Lone Stars on window shutters.
Among Egyptian hieroglyphs, there is a star with five points (N14). It does represent a star, but it is not quite the same. The Egyptian "star" is generally drawn with five simple lines extending from a central point. Such stars are often found painted on the ceilings of tombs, representing the starry night sky. In contrast, a five-pointed star of the Indus type appears in proto-cuneiform, but with the “top” pointed down, as UB. But here it does not represent a star at all. In this case it stands for one of the four directions and came to mean “corner, angle, room.” Almost exactly the same symbol appears in proto-Elamite as well, but it seems to be standing on one “leg” (M102~e).
Lone Stars in triplicate on a house.
On punch-marked coins of later India, the Shakya type bears a motif similar to the rounded form of the Indus STAR. The largest segment on these later coins is in the center, a large circular element, around which five smaller circular elements are arrayed, forming a star-like pattern.
The rock art of North America has many motifs that resemble stars of one sort or another, or rather asterisks. These generally have a round central dot and a number of arms, although the center is not always emphasized in this fashion.
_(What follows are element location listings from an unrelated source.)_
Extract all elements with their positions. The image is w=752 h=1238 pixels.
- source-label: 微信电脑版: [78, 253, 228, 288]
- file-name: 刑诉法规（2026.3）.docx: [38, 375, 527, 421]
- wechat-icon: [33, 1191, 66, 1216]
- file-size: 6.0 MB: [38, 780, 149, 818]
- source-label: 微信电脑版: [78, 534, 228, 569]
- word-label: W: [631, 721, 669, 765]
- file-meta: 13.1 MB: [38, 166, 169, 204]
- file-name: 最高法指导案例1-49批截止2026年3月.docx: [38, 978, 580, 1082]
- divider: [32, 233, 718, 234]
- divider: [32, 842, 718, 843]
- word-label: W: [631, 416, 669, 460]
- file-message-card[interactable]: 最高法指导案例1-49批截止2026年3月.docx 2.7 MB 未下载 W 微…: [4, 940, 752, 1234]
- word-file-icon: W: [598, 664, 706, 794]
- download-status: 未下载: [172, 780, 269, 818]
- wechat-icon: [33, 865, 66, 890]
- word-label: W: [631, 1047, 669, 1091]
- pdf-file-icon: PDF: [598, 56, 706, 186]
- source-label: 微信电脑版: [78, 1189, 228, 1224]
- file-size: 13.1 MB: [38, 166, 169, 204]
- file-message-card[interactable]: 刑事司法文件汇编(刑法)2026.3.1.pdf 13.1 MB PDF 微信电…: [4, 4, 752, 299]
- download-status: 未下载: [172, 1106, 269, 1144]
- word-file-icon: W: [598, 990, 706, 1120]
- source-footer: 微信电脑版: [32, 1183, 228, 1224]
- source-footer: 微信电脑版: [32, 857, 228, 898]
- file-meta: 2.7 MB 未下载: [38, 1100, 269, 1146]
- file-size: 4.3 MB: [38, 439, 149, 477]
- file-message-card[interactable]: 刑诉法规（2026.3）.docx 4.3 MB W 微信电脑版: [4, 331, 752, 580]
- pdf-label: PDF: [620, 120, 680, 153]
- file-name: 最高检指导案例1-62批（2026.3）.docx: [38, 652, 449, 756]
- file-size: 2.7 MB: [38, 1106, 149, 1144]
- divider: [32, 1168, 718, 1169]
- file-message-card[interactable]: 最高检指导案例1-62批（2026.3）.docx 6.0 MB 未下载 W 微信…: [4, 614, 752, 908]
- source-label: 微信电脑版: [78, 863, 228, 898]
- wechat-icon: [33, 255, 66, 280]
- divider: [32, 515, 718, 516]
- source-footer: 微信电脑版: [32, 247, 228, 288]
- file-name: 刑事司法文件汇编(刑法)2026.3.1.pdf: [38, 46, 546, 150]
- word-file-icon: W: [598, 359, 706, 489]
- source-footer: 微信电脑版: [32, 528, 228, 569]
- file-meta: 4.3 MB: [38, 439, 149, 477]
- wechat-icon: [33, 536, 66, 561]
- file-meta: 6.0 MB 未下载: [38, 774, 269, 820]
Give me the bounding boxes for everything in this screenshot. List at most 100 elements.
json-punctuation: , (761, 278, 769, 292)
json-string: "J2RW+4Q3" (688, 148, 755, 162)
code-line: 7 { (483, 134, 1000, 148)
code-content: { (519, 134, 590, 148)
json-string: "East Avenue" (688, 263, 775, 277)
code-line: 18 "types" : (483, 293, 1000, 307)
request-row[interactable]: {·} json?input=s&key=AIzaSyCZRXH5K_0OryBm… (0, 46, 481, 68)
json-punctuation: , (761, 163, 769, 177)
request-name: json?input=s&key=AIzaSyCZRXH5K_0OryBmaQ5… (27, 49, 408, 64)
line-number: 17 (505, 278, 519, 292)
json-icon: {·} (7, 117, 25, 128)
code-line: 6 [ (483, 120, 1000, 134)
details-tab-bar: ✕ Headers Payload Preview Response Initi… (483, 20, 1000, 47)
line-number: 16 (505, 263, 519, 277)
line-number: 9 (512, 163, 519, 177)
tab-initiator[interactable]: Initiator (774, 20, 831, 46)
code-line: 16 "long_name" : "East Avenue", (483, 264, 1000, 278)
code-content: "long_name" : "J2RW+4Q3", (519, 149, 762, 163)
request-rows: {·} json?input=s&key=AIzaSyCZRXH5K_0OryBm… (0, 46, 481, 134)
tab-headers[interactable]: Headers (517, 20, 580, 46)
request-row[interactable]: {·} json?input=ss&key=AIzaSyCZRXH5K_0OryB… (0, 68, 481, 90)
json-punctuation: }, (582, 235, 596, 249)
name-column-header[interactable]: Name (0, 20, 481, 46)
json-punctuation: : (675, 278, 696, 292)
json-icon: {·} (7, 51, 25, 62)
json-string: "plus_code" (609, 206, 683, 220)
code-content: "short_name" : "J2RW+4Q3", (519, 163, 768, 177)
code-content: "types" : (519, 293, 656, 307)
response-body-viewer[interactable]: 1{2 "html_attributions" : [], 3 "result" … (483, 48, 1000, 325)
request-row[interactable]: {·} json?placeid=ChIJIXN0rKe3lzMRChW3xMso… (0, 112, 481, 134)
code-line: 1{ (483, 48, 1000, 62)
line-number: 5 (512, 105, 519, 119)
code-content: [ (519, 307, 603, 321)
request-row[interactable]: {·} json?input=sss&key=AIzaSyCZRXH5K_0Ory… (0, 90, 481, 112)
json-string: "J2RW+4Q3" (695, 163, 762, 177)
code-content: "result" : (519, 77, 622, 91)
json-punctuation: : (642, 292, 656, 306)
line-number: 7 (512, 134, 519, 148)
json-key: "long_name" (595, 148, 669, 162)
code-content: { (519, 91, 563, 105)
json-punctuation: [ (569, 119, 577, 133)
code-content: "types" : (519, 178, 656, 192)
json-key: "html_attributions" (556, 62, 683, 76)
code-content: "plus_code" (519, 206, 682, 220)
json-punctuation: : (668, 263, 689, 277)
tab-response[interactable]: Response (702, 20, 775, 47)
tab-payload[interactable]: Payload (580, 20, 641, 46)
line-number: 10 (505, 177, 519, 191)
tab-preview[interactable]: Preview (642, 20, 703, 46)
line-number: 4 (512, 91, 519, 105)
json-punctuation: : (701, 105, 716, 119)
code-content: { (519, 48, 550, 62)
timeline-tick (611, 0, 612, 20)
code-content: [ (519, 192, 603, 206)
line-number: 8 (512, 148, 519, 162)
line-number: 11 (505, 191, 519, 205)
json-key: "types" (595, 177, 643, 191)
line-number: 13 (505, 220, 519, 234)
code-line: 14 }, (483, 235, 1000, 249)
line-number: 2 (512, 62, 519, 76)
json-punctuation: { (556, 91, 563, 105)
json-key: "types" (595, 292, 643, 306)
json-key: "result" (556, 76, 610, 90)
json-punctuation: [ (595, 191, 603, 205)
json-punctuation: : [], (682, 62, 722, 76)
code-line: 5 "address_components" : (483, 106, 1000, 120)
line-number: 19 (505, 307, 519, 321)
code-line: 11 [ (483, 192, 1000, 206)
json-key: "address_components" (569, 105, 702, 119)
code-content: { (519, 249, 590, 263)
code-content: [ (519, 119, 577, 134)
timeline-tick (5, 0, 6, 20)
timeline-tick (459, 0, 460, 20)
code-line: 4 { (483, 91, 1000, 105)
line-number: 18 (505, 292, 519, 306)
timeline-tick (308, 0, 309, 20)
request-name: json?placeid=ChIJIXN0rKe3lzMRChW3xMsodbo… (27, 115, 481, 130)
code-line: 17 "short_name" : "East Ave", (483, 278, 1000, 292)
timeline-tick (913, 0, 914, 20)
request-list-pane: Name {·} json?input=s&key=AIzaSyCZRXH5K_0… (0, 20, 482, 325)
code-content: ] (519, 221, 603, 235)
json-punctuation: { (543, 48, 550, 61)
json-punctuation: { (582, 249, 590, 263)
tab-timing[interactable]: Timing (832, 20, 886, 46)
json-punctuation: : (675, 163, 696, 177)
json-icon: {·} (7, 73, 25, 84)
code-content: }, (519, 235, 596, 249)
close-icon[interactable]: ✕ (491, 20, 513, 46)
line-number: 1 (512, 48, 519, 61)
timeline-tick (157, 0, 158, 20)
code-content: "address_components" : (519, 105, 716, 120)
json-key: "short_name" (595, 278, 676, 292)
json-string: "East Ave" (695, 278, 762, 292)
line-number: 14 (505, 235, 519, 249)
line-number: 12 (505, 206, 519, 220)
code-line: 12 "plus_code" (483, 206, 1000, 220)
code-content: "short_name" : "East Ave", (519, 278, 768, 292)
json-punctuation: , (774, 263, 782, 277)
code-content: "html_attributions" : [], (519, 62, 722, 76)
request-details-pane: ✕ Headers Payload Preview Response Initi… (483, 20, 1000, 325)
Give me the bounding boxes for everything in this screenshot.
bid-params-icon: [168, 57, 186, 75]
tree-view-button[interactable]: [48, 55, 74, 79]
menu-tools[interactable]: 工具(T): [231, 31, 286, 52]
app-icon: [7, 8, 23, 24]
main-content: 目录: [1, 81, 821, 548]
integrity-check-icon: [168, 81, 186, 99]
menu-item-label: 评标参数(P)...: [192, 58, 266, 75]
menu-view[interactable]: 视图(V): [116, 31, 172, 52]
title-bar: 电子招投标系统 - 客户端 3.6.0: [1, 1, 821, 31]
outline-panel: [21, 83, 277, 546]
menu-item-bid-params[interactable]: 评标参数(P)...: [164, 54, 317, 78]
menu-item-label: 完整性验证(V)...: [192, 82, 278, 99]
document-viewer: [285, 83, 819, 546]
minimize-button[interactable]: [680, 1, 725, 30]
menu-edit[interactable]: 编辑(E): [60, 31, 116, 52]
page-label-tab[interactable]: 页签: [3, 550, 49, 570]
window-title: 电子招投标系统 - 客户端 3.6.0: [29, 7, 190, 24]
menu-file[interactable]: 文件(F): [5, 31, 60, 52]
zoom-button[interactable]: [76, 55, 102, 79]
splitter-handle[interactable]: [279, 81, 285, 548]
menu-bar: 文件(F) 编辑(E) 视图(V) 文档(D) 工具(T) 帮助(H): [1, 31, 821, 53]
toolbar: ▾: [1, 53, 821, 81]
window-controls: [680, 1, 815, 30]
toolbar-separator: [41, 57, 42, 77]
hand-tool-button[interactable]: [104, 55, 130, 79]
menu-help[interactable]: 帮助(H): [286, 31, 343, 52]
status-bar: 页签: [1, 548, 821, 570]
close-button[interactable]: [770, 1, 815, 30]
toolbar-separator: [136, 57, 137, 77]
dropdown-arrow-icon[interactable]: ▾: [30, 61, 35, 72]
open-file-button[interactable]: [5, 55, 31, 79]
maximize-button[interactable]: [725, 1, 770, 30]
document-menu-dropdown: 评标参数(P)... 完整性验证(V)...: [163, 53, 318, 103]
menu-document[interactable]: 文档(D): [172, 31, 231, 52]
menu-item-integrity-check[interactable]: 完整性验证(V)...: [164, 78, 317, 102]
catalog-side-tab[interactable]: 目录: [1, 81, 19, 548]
In addition, the number of arms varies considerably, with five relatively infrequent. Five arms appear in Texas alongside other asterisks of other configurations (Newcomb 1996: 102, Pl. 60; 103, Pl. 61). In Nevada, there are 27 occurrences of asterisk-like elements, most made with three-strokes and thus six-pointed, but two have five points (Heizer and Baumhoff 1984: 148, fig. 85a; 184, fig. 121i). The last is an Indus-like five-pointed star inside a circle and has another, smaller circle inside it.The five-pointed star is particularly common in the U.S., where fifty appear on the flag representing the states. A single star is also on the Texas state flag, the Lone Star. This symbol is a popular decorative motif on houses, either in a circle or without the ring. Within a mile of my own house, I counted nearly twenty of these. The Lone Star even occurs as a quilt design, though the one shown is the Big Dahlia, according to my grandmother, due to its multiple “petals.”